The Consumer Electronics Association (CEA) has long served as the prime cheerleader for this high-tech industrial policy since it would hobble video providers and benefit some of CEA’s members in the process. Indeed, to read through the CEA’s filings on this matter through the years, one is led to believe that CEA views cable systems as a sort of essential facility to which access must be granted in the name of preserving innovation by consumer electronics companies. With the CableCARD mandates, therefore, CEA is asking the FCC to impose a light form of common carrier regulation on the cable industry becuase that would help their interests in the end, regardless of what it meant for innovation at the core of networks.

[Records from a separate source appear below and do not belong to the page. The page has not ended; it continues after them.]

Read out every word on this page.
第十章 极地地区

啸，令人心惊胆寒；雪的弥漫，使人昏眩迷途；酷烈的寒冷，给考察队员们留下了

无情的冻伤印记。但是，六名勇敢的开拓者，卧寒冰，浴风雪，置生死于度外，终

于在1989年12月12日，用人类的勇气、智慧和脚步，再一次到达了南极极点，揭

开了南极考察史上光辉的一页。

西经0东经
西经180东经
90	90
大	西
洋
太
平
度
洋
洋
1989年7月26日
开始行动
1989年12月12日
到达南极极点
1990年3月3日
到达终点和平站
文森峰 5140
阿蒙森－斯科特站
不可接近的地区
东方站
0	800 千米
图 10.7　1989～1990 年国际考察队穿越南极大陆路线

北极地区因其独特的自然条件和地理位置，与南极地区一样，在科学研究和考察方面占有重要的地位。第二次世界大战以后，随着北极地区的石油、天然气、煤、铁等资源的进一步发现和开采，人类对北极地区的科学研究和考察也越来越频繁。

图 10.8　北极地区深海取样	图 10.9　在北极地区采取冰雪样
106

Now, don’t get me wrong. There are plenty of self-serving people and organizations around Washington. Let’s face it, screwing over your competitors with regulation is what makes the “parasite economy” inside the Beltway tick! But what I find so interesting about this case study is how CEA has vociferously opposed (quite rightly, in my opinion) so many other high-tech industrial policies — the V-Chip, the so-called “broadcast flag,” HDTV tuner mandates, proposals to embed FM tuners in cell phones, and so on — and yet they wholeheartedly endorse the CableCARD industrial policy because the consumer electronics industry would benefit from this particular industrial policy. Sadly, it’s just another example of what Milton Friedman once called the “Business Community’s Suicidal Impulse”: the persistent propensity to persecute one’s competitors using regulation or the threat thereof.
Nobody said capitalists were consistent, folks. It’s capitalism for me, but not for thee.